A study published earlier this week by economics professor John M Griffin concluding that the value of Bitcoin has been manipulated via Tether (USDT) has been rejected by portions of the cryptocurrency community, with the criticism that it had clearly not been peer-reviewed.
Findings of the study
Griffin claims in his research that Bitcoin has been routinely manipulated by supposedly USD-backed cryptocurrency USDT, while also implicating prominent trading platform Bitfinex. Much of the Bitfiniex management team overlaps with that of Tether, and the exchange site is the main conduit for USDT. In a statement given to Bloomberg, Bitfinex CEO JL van der Velde rejected any accusation of the company’s involvement.
A more detailed look into the findings of the original study was covered by Bitcoin News yesterday.
”Coordinated FUD”
Much of the backlash from the community online rejects it as a coordinated FUD attack, dismissing the analysis as ungrounded pessimism.

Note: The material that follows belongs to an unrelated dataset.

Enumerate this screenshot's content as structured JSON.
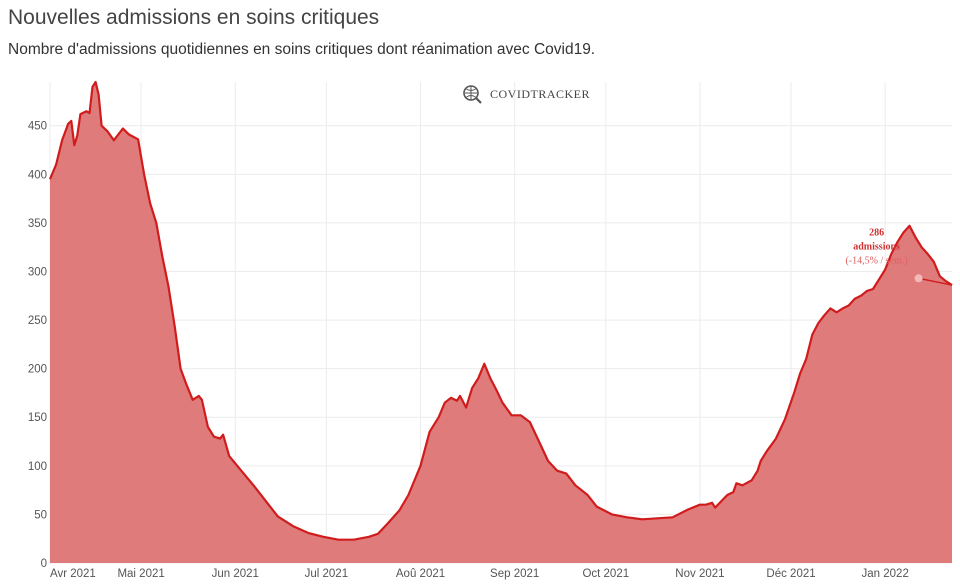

Twitter user Whalepool, maintaining some 36,700 followers and describing itself as a “community of daytraders focused mainly on Bitcoin and other cryptocurrencies”, condemned the study as “a coordinated FUD attack against all of crypto”.

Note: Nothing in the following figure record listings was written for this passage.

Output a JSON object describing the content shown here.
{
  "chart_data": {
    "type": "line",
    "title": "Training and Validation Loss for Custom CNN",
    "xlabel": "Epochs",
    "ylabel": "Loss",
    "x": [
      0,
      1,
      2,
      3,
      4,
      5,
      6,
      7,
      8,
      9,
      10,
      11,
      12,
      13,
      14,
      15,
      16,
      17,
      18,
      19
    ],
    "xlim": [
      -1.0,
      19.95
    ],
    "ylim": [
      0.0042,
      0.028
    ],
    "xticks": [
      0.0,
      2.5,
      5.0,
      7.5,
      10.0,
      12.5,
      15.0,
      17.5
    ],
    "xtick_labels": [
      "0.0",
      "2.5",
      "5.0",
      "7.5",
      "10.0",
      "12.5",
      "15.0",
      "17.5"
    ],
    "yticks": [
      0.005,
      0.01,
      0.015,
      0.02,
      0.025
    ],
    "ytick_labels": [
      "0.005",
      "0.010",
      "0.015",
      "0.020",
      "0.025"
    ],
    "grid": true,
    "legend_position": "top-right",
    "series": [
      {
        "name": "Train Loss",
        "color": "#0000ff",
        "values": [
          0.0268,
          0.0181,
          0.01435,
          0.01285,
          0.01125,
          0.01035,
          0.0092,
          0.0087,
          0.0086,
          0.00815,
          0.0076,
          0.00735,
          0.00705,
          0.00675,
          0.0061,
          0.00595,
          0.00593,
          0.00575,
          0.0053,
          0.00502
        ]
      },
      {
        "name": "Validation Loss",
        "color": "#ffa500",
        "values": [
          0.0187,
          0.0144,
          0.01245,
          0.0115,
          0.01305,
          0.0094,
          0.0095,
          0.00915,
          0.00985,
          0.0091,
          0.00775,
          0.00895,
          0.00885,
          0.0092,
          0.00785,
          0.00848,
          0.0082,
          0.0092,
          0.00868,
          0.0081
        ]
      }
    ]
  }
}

As reported by Finance Magnets, a Reddit user using the pseudonym Priest_of_Satoshi critiqued the study by noting that all it really proves is “people minting Tether are exceedingly good at ‘buying the dip’ and they probably bought about 50% of the dips”. Just like the stock exchange, those trading cryptocurrencies for maximum profits are required to note trends in order to buy and sell appropriately.
Another Twitter user pointed to Griffin’s work at a consulting firm specializing in fraud cases, as well as the fact that the SSRN library where the paper was posted does not require any form of peer-review before publication.
Tether’s actions ”exactly what should happen”
Matt Odell, who is described in his Twitter profile as working in “Bitcoin & distributed systems” with around 13,700 followers, said that the study neither proves price manipulation, nor lack of reserves. The falling price of Bitcoin sees people sell their holdings for USDT, initiating a USDT price rise which prompts Tether to issue more tokens so it again correlates with the price of one USD.
Odell describes Tether’s supply increase during market decline as “exactly what should happen”. He did note in November 2017, however, that the relationship between Bitfinex and Tether had “always been sketchy”, calling Tether “a centralized stop-gap solution until connections to fiat are unnecessary”.
I've said this countless times before, the fact that Tether supply increased during market declines doesn't prove manipulation. That's exactly what should happen if Tether is working as designed.
— ODELL (@ODELL) June 13, 2018
Tether reserves
While Tether may be holding reserve supplies of its tokens in the same way responsible banks are required to, it cannot reveal where its money is held else it would face potential business closure. As some call for Tether to be more transparent in their processes, it is unable to categorically prove such reserves do or do not exist.